Conclusions and Clinical Implications

There is now considerable evidence that infants’ production of vocalizations, words, and gestures affects their learning environments. Infants’ communicative signals often elicit input from a responsive social partner, and this input can create timely opportunities for language learning. In addition, as infants’ communication develops, adults adjust their responses, reducing those to earlier-appearing behaviors (e.g., giving and requesting gestures; vocalizations that do not contain speech sounds) and increasing the frequency and richness of those to more developmentally advanced behaviors (e.g., speech-like vocalizations; pointing and showing gestures; see Iverson & Wozniak, 2016, for a review). When infants exhibit communicative delays, caregivers have fewer opportunities to provide timely input (Leezenbaum et al., 2014; Warlaumont, Richards, Gilkerson, & Oller, 2014) or to shift response from earlier to more developmentally advanced communications. This may alter the child’s communicative environment in ways that do not support learning and lead to cascading effects on communicative input and on development more broadly.

On this view, there are two general clinical implications to be drawn from our findings. First, the differences between HR-LD and HR-ASD infants not only in starting point at 8 months but in rates of growth over time suggest that frequent, repeated surveillance of HR infant communicative behavior is needed, especially for infants who appear to exhibit early delays in communicative development. On the CDI, patterns of growth in both early and later gestures and word production may be especially important to monitor in HR infants, but words comprehension should be interpreted with care, especially on an individual level, in light of the issues discussed above. Observation of slowed or absent growth over time indicates the need for more in-depth evaluation and intervention.

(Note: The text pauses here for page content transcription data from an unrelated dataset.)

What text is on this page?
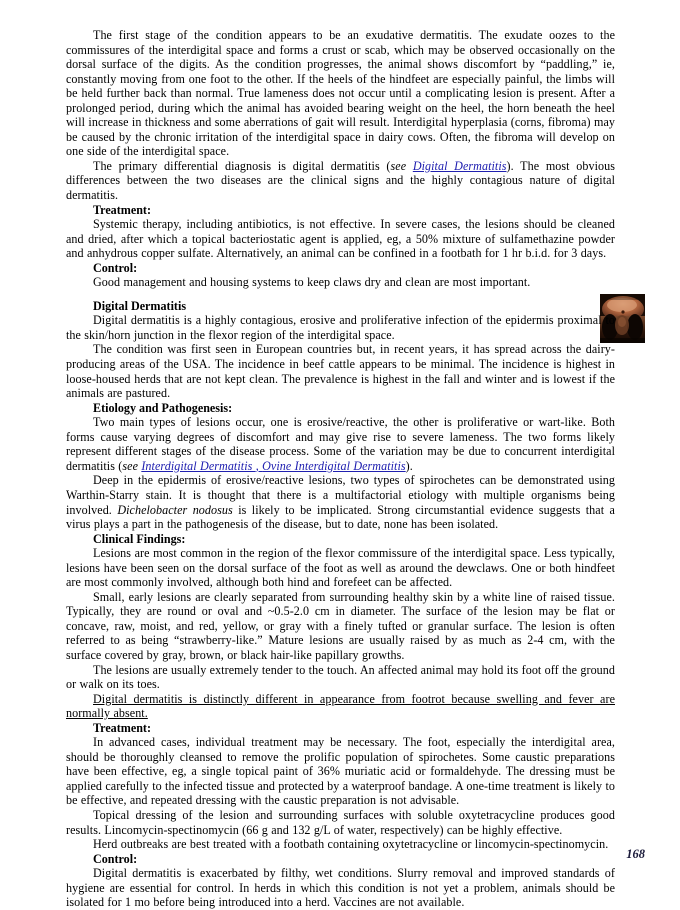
The first stage of the condition appears to be an exudative dermatitis. The exudate oozes to the commissures of the interdigital space and forms a crust or scab, which may be observed occasionally on the dorsal surface of the digits. As the condition progresses, the animal shows discomfort by “paddling,” ie, constantly moving from one foot to the other. If the heels of the hindfeet are especially painful, the limbs will be held further back than normal. True lameness does not occur until a complicating lesion is present. After a prolonged period, during which the animal has avoided bearing weight on the heel, the horn beneath the heel will increase in thickness and some aberrations of gait will result. Interdigital hyperplasia (corns, fibroma) may be caused by the chronic irritation of the interdigital space in dairy cows. Often, the fibroma will develop on one side of the interdigital space.

The primary differential diagnosis is digital dermatitis (see Digital Dermatitis). The most obvious differences between the two diseases are the clinical signs and the highly contagious nature of digital dermatitis.

Treatment:

Systemic therapy, including antibiotics, is not effective. In severe cases, the lesions should be cleaned and dried, after which a topical bacteriostatic agent is applied, eg, a 50% mixture of sulfamethazine powder and anhydrous copper sulfate. Alternatively, an animal can be confined in a footbath for 1 hr b.i.d. for 3 days.

Control:

Good management and housing systems to keep claws dry and clean are most important.

Digital Dermatitis

Digital dermatitis is a highly contagious, erosive and proliferative infection of the epidermis proximal to the skin/horn junction in the flexor region of the interdigital space.

The condition was first seen in European countries but, in recent years, it has spread across the dairy-producing areas of the USA. The incidence in beef cattle appears to be minimal. The incidence is highest in loose-housed herds that are not kept clean. The prevalence is highest in the fall and winter and is lowest if the animals are pastured.

Etiology and Pathogenesis:

Two main types of lesions occur, one is erosive/reactive, the other is proliferative or wart-like. Both forms cause varying degrees of discomfort and may give rise to severe lameness. The two forms likely represent different stages of the disease process. Some of the variation may be due to concurrent interdigital dermatitis (see Interdigital Dermatitis , Ovine Interdigital Dermatitis).

Deep in the epidermis of erosive/reactive lesions, two types of spirochetes can be demonstrated using Warthin-Starry stain. It is thought that there is a multifactorial etiology with multiple organisms being involved. Dichelobacter nodosus is likely to be implicated. Strong circumstantial evidence suggests that a virus plays a part in the pathogenesis of the disease, but to date, none has been isolated.

Clinical Findings:

Lesions are most common in the region of the flexor commissure of the interdigital space. Less typically, lesions have been seen on the dorsal surface of the foot as well as around the dewclaws. One or both hindfeet are most commonly involved, although both hind and forefeet can be affected.

Small, early lesions are clearly separated from surrounding healthy skin by a white line of raised tissue. Typically, they are round or oval and ~0.5-2.0 cm in diameter. The surface of the lesion may be flat or concave, raw, moist, and red, yellow, or gray with a finely tufted or granular surface. The lesion is often referred to as being “strawberry-like.” Mature lesions are usually raised by as much as 2-4 cm, with the surface covered by gray, brown, or black hair-like papillary growths.

The lesions are usually extremely tender to the touch. An affected animal may hold its foot off the ground or walk on its toes.

Digital dermatitis is distinctly different in appearance from footrot because swelling and fever are normally absent.

Treatment:

In advanced cases, individual treatment may be necessary. The foot, especially the interdigital area, should be thoroughly cleansed to remove the prolific population of spirochetes. Some caustic preparations have been effective, eg, a single topical paint of 36% muriatic acid or formaldehyde. The dressing must be applied carefully to the infected tissue and protected by a waterproof bandage. A one-time treatment is likely to be effective, and repeated dressing with the caustic preparation is not advisable.

Topical dressing of the lesion and surrounding surfaces with soluble oxytetracycline produces good results. Lincomycin-spectinomycin (66 g and 132 g/L of water, respectively) can be highly effective.

Herd outbreaks are best treated with a footbath containing oxytetracycline or lincomycin-spectinomycin.

Control:

Digital dermatitis is exacerbated by filthy, wet conditions. Slurry removal and improved standards of hygiene are essential for control. In herds in which this condition is not yet a problem, animals should be isolated for 1 mo before being introduced into a herd. Vaccines are not available.

168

Second, when the existence of a communicative delay has been identified, intervention should take the form of enriching the infant’s natural communicative environment. Thus, for example, caregivers could be trained to recognize and encouraged to respond to less advanced communicative behaviors (e.g., requesting gestures) with rich language that is linked to the child’s current focus of attention (e.g., infant looks at the caregiver and extends a hand towards her cup to request it; caregiver responds, “Do you want some juice in your cup?”, thus providing the label for the referent of the child’s gesture; Goldin-Meadow, Goodrich, Sauer, & Iverson, 2007). Although a sizeable proportion of infants with early communication delays eventually ‘catch up’ to their peers (e.g., Thal & Katich, 1996), it is possible that a relatively naturalistic intervention of this sort might promote earlier resolution of delays and enhance infants’ developmental trajectories.